Ci piace raccontare storie. E questa è una delle più affascinanti e suggestive. Qui si parla di quella magica lingua di terra verticale che accompagna il dolce inizio delle colline esposte al nascere del sole, nella celebre Côte d’Or. E poi, percorrendo idealmente la statale 74 in direzione nord, la Côte de Nuits.
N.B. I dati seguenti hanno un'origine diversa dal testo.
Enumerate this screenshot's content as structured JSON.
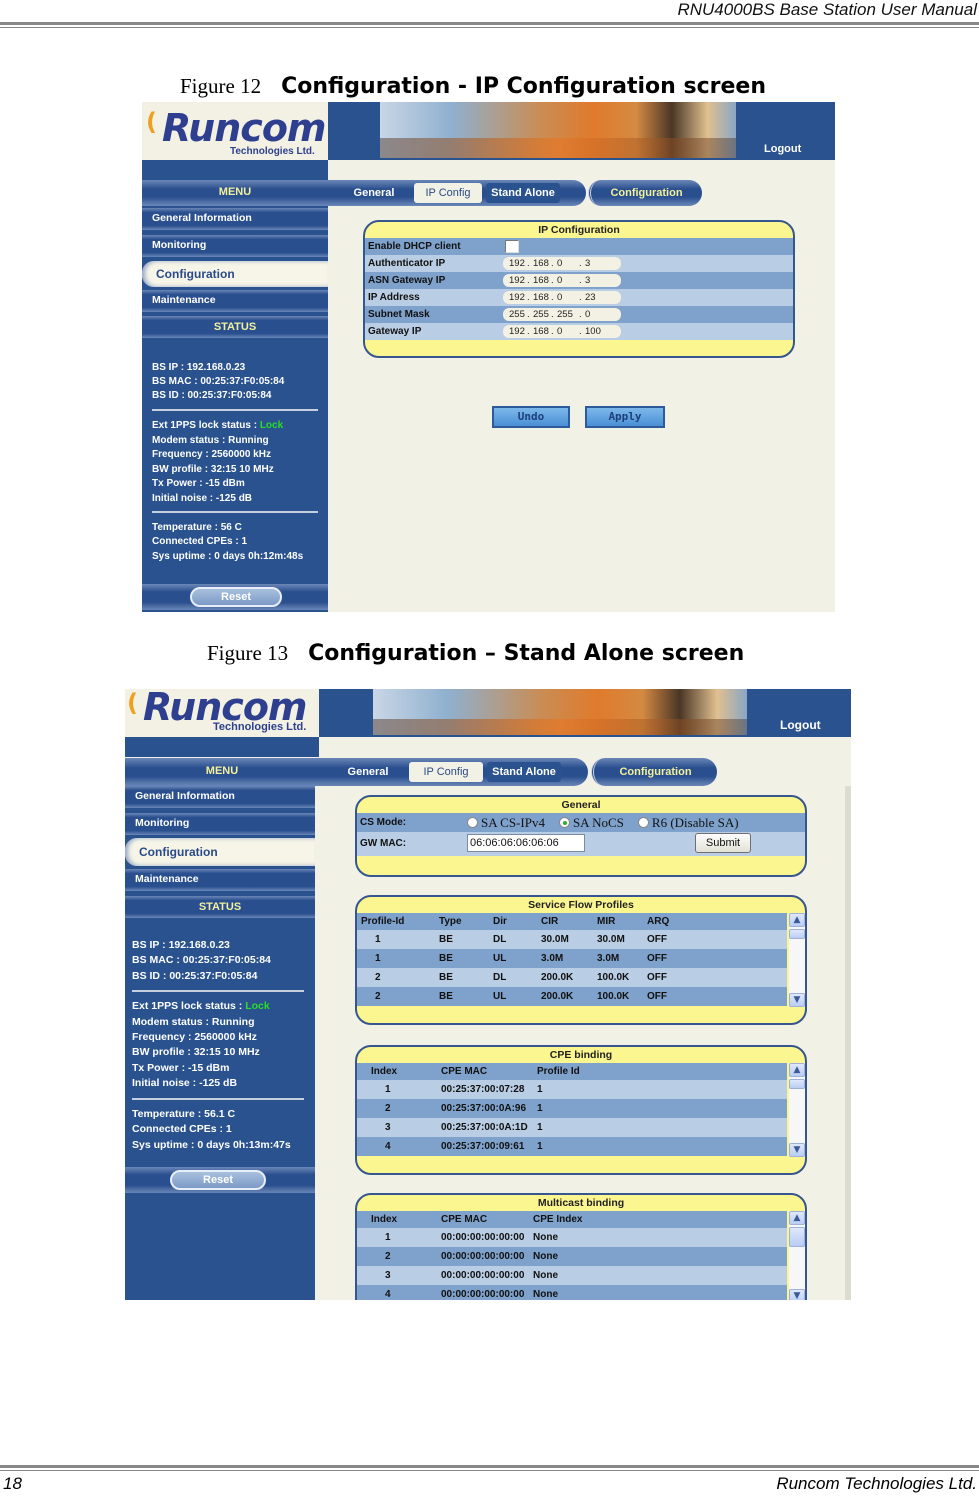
{
  "document": {
    "header": "RNU4000BS Base Station User Manual",
    "footer_page": "18",
    "footer_company": "Runcom Technologies Ltd.",
    "figure12": {
      "number": "Figure 12",
      "title": "Configuration - IP Configuration screen"
    },
    "figure13": {
      "number": "Figure 13",
      "title": "Configuration – Stand Alone screen"
    }
  },
  "app": {
    "logo_main": "Runcom",
    "logo_sub": "Technologies Ltd.",
    "logout": "Logout",
    "menu_label": "MENU",
    "tabs": [
      "General",
      "IP Config",
      "Stand Alone"
    ],
    "breadcrumb": "Configuration",
    "sidebar": [
      "General Information",
      "Monitoring",
      "Configuration",
      "Maintenance"
    ],
    "status_label": "STATUS",
    "reset_label": "Reset"
  },
  "screen1": {
    "status": {
      "bs_ip": "BS IP :  192.168.0.23",
      "bs_mac": "BS MAC :  00:25:37:F0:05:84",
      "bs_id": "BS ID :  00:25:37:F0:05:84",
      "lock_label": "Ext 1PPS lock status :  ",
      "lock_value": "Lock",
      "modem": "Modem status :  Running",
      "frequency": "Frequency :  2560000 kHz",
      "bw": "BW profile :  32:15 10 MHz",
      "tx": "Tx Power :  -15 dBm",
      "noise": "Initial noise :  -125 dB",
      "temperature": "Temperature :  56 C",
      "cpes": "Connected CPEs :  1",
      "uptime": "Sys uptime :  0 days 0h:12m:48s"
    },
    "ip_config": {
      "title": "IP Configuration",
      "dhcp_label": "Enable DHCP client",
      "dhcp_checked": false,
      "rows": [
        {
          "label": "Authenticator IP",
          "octets": [
            "192",
            "168",
            "0",
            "3"
          ]
        },
        {
          "label": "ASN Gateway IP",
          "octets": [
            "192",
            "168",
            "0",
            "3"
          ]
        },
        {
          "label": "IP Address",
          "octets": [
            "192",
            "168",
            "0",
            "23"
          ]
        },
        {
          "label": "Subnet Mask",
          "octets": [
            "255",
            "255",
            "255",
            "0"
          ]
        },
        {
          "label": "Gateway IP",
          "octets": [
            "192",
            "168",
            "0",
            "100"
          ]
        }
      ]
    },
    "undo_label": "Undo",
    "apply_label": "Apply"
  },
  "screen2": {
    "status": {
      "bs_ip": "BS IP :  192.168.0.23",
      "bs_mac": "BS MAC :  00:25:37:F0:05:84",
      "bs_id": "BS ID :  00:25:37:F0:05:84",
      "lock_label": "Ext 1PPS lock status :  ",
      "lock_value": "Lock",
      "modem": "Modem status :  Running",
      "frequency": "Frequency :  2560000 kHz",
      "bw": "BW profile :  32:15 10 MHz",
      "tx": "Tx Power :  -15 dBm",
      "noise": "Initial noise :  -125 dB",
      "temperature": "Temperature :  56.1 C",
      "cpes": "Connected CPEs :  1",
      "uptime": "Sys uptime :  0 days 0h:13m:47s"
    },
    "general": {
      "title": "General",
      "cs_mode_label": "CS Mode:",
      "cs_options": [
        "SA CS-IPv4",
        "SA NoCS",
        "R6 (Disable SA)"
      ],
      "cs_selected": 1,
      "gw_mac_label": "GW MAC:",
      "gw_mac_value": "06:06:06:06:06:06",
      "submit_label": "Submit"
    },
    "service_flow": {
      "title": "Service Flow Profiles",
      "headers": [
        "Profile-Id",
        "Type",
        "Dir",
        "CIR",
        "MIR",
        "ARQ"
      ],
      "rows": [
        [
          "1",
          "BE",
          "DL",
          "30.0M",
          "30.0M",
          "OFF"
        ],
        [
          "1",
          "BE",
          "UL",
          "3.0M",
          "3.0M",
          "OFF"
        ],
        [
          "2",
          "BE",
          "DL",
          "200.0K",
          "100.0K",
          "OFF"
        ],
        [
          "2",
          "BE",
          "UL",
          "200.0K",
          "100.0K",
          "OFF"
        ]
      ]
    },
    "cpe_binding": {
      "title": "CPE binding",
      "headers": [
        "Index",
        "CPE MAC",
        "Profile Id"
      ],
      "rows": [
        [
          "1",
          "00:25:37:00:07:28",
          "1"
        ],
        [
          "2",
          "00:25:37:00:0A:96",
          "1"
        ],
        [
          "3",
          "00:25:37:00:0A:1D",
          "1"
        ],
        [
          "4",
          "00:25:37:00:09:61",
          "1"
        ]
      ]
    },
    "multicast_binding": {
      "title": "Multicast binding",
      "headers": [
        "Index",
        "CPE MAC",
        "CPE Index"
      ],
      "rows": [
        [
          "1",
          "00:00:00:00:00:00",
          "None"
        ],
        [
          "2",
          "00:00:00:00:00:00",
          "None"
        ],
        [
          "3",
          "00:00:00:00:00:00",
          "None"
        ],
        [
          "4",
          "00:00:00:00:00:00",
          "None"
        ]
      ]
    }
  },
  "icons": {
    "scroll_up": "▲",
    "scroll_down": "▼"
  }
}
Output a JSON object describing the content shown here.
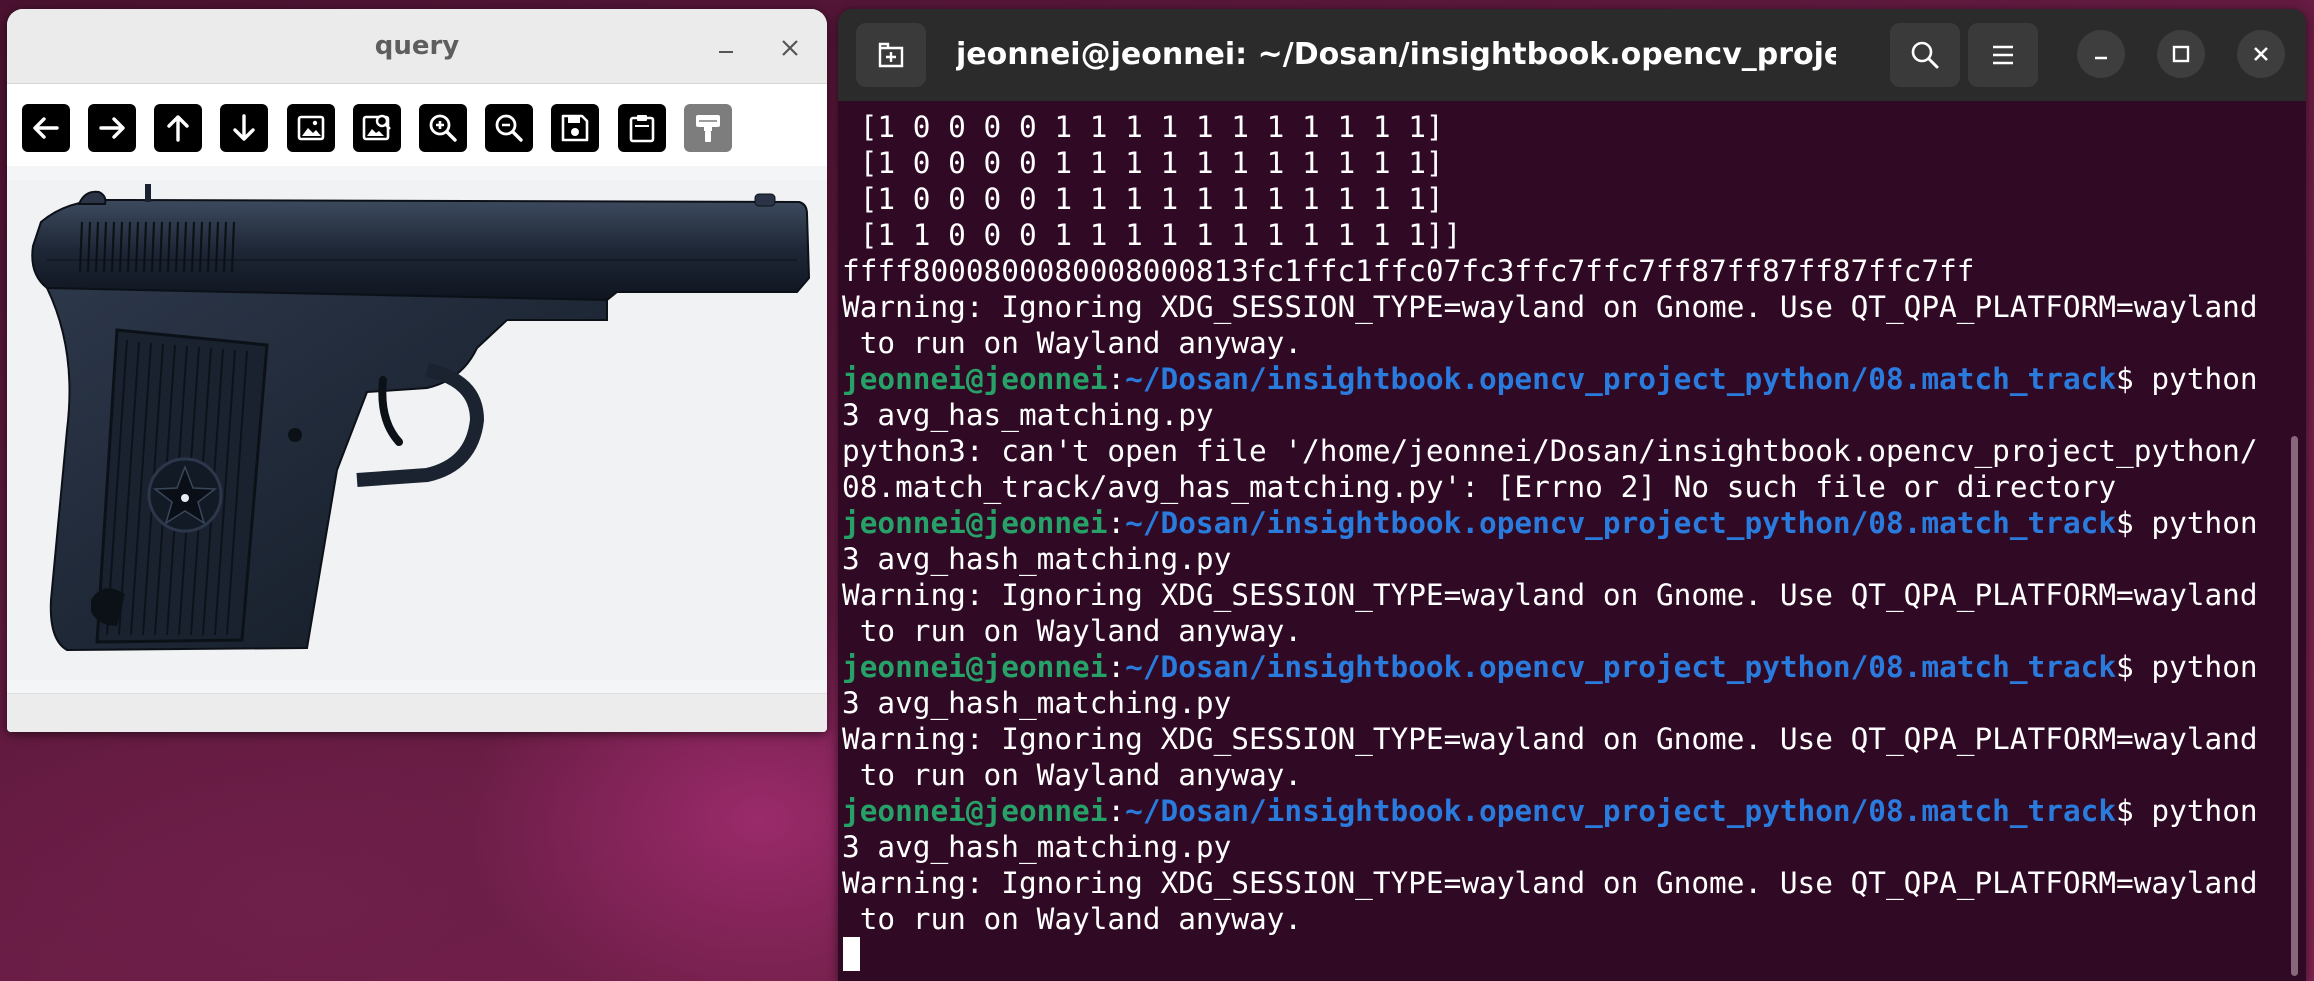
{
  "query_window": {
    "title": "query",
    "controls": {
      "minimize": "minimize-icon",
      "close": "close-icon"
    },
    "toolbar": [
      {
        "name": "pan-left-button",
        "icon": "arrow-left-icon"
      },
      {
        "name": "pan-right-button",
        "icon": "arrow-right-icon"
      },
      {
        "name": "pan-up-button",
        "icon": "arrow-up-icon"
      },
      {
        "name": "pan-down-button",
        "icon": "arrow-down-icon"
      },
      {
        "name": "zoom-original-button",
        "icon": "image-icon"
      },
      {
        "name": "zoom-fit-button",
        "icon": "image-search-icon"
      },
      {
        "name": "zoom-in-button",
        "icon": "zoom-in-icon"
      },
      {
        "name": "zoom-out-button",
        "icon": "zoom-out-icon"
      },
      {
        "name": "save-button",
        "icon": "save-icon"
      },
      {
        "name": "properties-button",
        "icon": "clipboard-icon"
      },
      {
        "name": "expand-button",
        "icon": "paint-roller-icon",
        "disabled": true
      }
    ],
    "image": "pistol-illustration"
  },
  "terminal": {
    "title": "jeonnei@jeonnei: ~/Dosan/insightbook.opencv_project_pyth...",
    "header_icons": {
      "new_tab": "new-tab-icon",
      "search": "search-icon",
      "menu": "hamburger-menu-icon"
    },
    "window_controls": {
      "minimize": "minimize-icon",
      "maximize": "maximize-icon",
      "close": "close-icon"
    },
    "prompt": {
      "user": "jeonnei@jeonnei",
      "path": "~/Dosan/insightbook.opencv_project_python/08.match_track",
      "symbol": "$"
    },
    "lines": [
      {
        "type": "text",
        "text": " [1 0 0 0 0 1 1 1 1 1 1 1 1 1 1 1]"
      },
      {
        "type": "text",
        "text": " [1 0 0 0 0 1 1 1 1 1 1 1 1 1 1 1]"
      },
      {
        "type": "text",
        "text": " [1 0 0 0 0 1 1 1 1 1 1 1 1 1 1 1]"
      },
      {
        "type": "text",
        "text": " [1 1 0 0 0 1 1 1 1 1 1 1 1 1 1 1]]"
      },
      {
        "type": "text",
        "text": "ffff8000800080008000813fc1ffc1ffc07fc3ffc7ffc7ff87ff87ff87ffc7ff"
      },
      {
        "type": "text",
        "text": "Warning: Ignoring XDG_SESSION_TYPE=wayland on Gnome. Use QT_QPA_PLATFORM=wayland"
      },
      {
        "type": "text",
        "text": " to run on Wayland anyway."
      },
      {
        "type": "prompt",
        "text": " python"
      },
      {
        "type": "text",
        "text": "3 avg_has_matching.py"
      },
      {
        "type": "text",
        "text": "python3: can't open file '/home/jeonnei/Dosan/insightbook.opencv_project_python/"
      },
      {
        "type": "text",
        "text": "08.match_track/avg_has_matching.py': [Errno 2] No such file or directory"
      },
      {
        "type": "prompt",
        "text": " python"
      },
      {
        "type": "text",
        "text": "3 avg_hash_matching.py"
      },
      {
        "type": "text",
        "text": "Warning: Ignoring XDG_SESSION_TYPE=wayland on Gnome. Use QT_QPA_PLATFORM=wayland"
      },
      {
        "type": "text",
        "text": " to run on Wayland anyway."
      },
      {
        "type": "prompt",
        "text": " python"
      },
      {
        "type": "text",
        "text": "3 avg_hash_matching.py"
      },
      {
        "type": "text",
        "text": "Warning: Ignoring XDG_SESSION_TYPE=wayland on Gnome. Use QT_QPA_PLATFORM=wayland"
      },
      {
        "type": "text",
        "text": " to run on Wayland anyway."
      },
      {
        "type": "prompt",
        "text": " python"
      },
      {
        "type": "text",
        "text": "3 avg_hash_matching.py"
      },
      {
        "type": "text",
        "text": "Warning: Ignoring XDG_SESSION_TYPE=wayland on Gnome. Use QT_QPA_PLATFORM=wayland"
      },
      {
        "type": "text",
        "text": " to run on Wayland anyway."
      },
      {
        "type": "cursor",
        "text": ""
      }
    ],
    "colors": {
      "background": "#300a24",
      "user": "#26a269",
      "path": "#2a7bde",
      "text": "#ffffff"
    }
  }
}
Non si nasce appassionati di Borgogna come si nasce benestanti. La seduzione della Côte de Nuits inizia prima, molto prima. Comincia un giorno ormai remoto, quando abbiamo per la prima volta odorato il profumo del vino. Probabilmente nemmeno si sapeva cosa fosse la Borgogna, e nomi come Chambertin e Musigny si sarebbero facilmente scambiati con quelli di molli formaggi francesi. I primi passi enologici si sviluppano infatti in direzioni diverse: le più facili, le più immediate, marcate ed evidenti. Dai vini frizzanti a quelli aromatici, da quelli molto ricchi e muscolosi agli orange radical-chic naturali e biodinamici.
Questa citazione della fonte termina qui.